Connectivity between IT systems has existed for many years, but the technological and regulatory (PSD2 in Europe for example) advances in the past couple of years, are allowing us to communicate in a more simple and secure format between entities than ever before. Simply put, three years ago, we would have not been able to effectuate the types of transactions we can do today between for example a bank and its corporate client. APIs allow corporates to connect not just with banks, but their own or their supplier’s ERP or TMS, third party sources of truth such as Bloomberg or Thomson Reuters. This connectivity is now allowing for various systems to stay constantly in sync, and the possibilities of this are only beginning to be explored. The example I often give on how traditional connectivity works is to imagine you want to know if you have received a $32 payment from your friend Sally. You request this information and receive it in a day or two by post or maybe you can’t and need to wait till the end of the month. You then open an envelope, extract your bank statement with its letterhead and legal mentions, you find the details of all your transactions and finally on page 3 you find the line which confirms you have received the $32 payment from Sally. You then go to WhatsApp and let Sally know that you got the money. In technical terms, the bank’s legacy system would take this payment and every other piece of information that they had decided should be shared with you, packaged it in a very heavy format and transported it in an old and slow protocol, where then your company’s IT system would have to unpack it, find the exact piece of information needed and then put it into its own corporate format. Today, thanks to some of the newest APIs, an approved system can make an automatic and real time request for information or transaction, that automatically appears in the format that is needed by the client. The moment your friend Sally deposits the money, both you and her get a WhatsApp message saying the money has been transferred.

These three technological pieces, following a streamlined process, have allowed us to create the flexible, lightweight and interconnected infrastructure that would allow us to manage the complexities of a captive insurance programme and maintain the flexibility needed to serve the individual needs of different captives. Such a system can handle risk data collection from around the world, manage issuance of policies in the opposite direction, trigger and reconcile premiums on their way back and help handle claims back down.

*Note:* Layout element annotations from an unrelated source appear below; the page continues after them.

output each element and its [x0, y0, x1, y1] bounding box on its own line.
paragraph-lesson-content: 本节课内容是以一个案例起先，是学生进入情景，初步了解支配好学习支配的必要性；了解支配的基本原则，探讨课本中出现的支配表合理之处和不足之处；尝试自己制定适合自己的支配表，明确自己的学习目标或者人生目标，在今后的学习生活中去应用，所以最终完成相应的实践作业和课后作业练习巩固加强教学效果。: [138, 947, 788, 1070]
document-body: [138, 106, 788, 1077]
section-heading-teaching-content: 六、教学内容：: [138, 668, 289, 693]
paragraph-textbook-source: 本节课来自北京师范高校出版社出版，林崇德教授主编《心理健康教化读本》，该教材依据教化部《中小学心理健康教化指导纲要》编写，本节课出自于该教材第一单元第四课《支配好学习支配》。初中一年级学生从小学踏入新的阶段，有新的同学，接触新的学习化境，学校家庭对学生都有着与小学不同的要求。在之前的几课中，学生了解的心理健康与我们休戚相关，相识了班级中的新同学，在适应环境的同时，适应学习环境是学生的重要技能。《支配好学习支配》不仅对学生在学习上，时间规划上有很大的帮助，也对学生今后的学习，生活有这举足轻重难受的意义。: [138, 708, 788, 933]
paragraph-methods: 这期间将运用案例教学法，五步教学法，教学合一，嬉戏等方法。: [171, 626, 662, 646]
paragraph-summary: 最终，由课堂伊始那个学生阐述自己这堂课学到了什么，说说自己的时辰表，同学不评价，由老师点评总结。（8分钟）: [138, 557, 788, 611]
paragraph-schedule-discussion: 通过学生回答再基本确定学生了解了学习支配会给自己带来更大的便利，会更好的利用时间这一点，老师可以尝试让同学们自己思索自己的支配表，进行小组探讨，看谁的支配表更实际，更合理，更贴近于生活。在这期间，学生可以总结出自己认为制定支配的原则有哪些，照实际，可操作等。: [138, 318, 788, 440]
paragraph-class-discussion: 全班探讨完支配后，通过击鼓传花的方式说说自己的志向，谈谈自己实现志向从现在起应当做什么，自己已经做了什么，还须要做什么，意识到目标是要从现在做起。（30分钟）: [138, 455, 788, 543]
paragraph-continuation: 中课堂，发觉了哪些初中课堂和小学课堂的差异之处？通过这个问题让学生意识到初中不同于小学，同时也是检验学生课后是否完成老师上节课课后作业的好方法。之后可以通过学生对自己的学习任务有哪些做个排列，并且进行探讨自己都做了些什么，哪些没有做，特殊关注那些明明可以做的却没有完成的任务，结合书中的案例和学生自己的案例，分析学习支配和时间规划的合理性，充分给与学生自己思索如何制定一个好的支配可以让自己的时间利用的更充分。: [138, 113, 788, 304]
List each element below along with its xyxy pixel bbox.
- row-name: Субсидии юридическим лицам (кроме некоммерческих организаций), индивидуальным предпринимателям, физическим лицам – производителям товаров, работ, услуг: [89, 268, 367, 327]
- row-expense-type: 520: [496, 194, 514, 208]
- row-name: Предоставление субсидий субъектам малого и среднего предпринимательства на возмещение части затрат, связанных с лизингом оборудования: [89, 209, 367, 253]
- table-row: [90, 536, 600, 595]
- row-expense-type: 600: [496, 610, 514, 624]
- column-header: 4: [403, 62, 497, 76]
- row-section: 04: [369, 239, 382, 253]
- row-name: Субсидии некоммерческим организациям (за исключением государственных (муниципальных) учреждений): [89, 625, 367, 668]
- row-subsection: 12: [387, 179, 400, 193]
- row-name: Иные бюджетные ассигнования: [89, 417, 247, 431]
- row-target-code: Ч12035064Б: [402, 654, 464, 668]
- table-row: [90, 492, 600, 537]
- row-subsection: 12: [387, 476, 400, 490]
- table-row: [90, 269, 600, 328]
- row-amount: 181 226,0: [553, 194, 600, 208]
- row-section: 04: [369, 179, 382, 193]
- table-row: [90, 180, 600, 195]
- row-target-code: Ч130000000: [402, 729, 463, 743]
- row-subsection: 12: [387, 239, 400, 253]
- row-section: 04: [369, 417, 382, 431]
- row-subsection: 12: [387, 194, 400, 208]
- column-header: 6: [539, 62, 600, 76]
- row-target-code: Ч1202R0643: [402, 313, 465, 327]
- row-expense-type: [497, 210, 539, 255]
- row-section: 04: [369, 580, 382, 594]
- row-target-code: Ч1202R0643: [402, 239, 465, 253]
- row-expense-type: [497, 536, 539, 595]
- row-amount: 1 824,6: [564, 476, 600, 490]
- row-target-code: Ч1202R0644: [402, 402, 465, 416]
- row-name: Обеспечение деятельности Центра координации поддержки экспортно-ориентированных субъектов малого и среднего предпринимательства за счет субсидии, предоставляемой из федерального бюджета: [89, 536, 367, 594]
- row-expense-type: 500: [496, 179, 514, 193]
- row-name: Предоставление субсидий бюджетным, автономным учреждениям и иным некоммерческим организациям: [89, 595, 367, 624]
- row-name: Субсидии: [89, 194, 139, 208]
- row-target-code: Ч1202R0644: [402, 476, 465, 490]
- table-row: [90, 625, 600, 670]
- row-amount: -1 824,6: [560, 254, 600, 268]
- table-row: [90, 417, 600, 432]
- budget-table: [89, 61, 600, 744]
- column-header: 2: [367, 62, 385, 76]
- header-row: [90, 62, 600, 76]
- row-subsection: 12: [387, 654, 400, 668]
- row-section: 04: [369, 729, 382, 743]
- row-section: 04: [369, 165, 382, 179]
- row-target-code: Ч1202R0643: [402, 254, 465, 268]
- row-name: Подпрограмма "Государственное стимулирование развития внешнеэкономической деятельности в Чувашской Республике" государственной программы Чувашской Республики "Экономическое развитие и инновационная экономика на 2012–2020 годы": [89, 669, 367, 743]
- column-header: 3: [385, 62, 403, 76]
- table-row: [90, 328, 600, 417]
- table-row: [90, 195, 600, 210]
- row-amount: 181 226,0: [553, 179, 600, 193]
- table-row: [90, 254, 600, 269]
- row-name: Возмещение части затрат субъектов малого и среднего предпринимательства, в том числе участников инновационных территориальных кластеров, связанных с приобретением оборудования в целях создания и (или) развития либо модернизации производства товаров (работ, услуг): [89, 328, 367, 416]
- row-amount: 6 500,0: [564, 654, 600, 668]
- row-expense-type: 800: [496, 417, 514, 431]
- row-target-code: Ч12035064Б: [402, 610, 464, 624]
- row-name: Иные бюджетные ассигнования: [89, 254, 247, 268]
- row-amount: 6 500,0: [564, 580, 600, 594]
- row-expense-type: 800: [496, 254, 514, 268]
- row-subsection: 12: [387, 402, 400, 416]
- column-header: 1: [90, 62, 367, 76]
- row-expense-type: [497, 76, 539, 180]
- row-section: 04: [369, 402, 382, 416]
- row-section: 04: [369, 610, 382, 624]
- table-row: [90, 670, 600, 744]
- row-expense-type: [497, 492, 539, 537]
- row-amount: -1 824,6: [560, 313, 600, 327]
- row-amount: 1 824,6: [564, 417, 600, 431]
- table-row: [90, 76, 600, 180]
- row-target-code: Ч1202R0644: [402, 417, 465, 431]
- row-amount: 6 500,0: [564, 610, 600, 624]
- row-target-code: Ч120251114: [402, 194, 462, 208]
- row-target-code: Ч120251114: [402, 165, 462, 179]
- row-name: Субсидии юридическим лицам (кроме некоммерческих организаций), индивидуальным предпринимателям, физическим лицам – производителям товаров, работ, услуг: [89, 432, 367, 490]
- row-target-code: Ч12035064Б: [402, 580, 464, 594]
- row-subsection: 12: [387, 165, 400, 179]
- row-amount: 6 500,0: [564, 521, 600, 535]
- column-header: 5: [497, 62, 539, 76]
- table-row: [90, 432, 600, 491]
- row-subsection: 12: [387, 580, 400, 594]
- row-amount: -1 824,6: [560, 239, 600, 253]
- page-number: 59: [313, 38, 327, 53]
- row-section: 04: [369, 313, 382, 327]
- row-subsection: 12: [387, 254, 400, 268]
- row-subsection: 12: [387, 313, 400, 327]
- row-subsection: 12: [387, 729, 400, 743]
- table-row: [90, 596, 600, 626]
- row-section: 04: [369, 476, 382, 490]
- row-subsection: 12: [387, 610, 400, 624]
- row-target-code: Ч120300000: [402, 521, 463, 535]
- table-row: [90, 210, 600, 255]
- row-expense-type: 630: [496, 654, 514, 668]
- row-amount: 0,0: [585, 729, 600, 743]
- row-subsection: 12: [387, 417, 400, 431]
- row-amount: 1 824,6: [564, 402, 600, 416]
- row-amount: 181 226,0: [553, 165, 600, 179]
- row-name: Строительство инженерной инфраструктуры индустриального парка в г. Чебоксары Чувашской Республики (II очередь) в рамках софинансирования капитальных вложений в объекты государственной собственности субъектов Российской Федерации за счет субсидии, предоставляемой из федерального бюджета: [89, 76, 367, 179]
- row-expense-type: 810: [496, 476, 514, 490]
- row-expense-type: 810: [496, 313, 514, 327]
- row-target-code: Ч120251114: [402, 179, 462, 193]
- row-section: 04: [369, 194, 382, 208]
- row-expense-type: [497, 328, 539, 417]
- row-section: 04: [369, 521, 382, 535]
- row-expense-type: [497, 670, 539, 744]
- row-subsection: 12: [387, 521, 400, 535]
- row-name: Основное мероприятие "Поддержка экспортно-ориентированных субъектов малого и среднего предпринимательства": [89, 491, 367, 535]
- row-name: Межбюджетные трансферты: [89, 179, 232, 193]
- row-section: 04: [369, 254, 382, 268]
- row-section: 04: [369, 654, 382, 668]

The benefits of proper data management and automation would then allow (regulation permitting) to expand the captive market. Organisations that today cannot access this type of programme, would finally be able to achieve the cost benefit of such structure. A fully digital captive might allow corporates to see the benefits that today only new retail players such as Lemonade can offer. The insurtech founder, famously stated that Lemonade was not an insurance company with an app, but a tech company that sells insurance. In my view, for captives to achieve these benefits the problem is not tech in itself, but in the adoption of a digital mindset.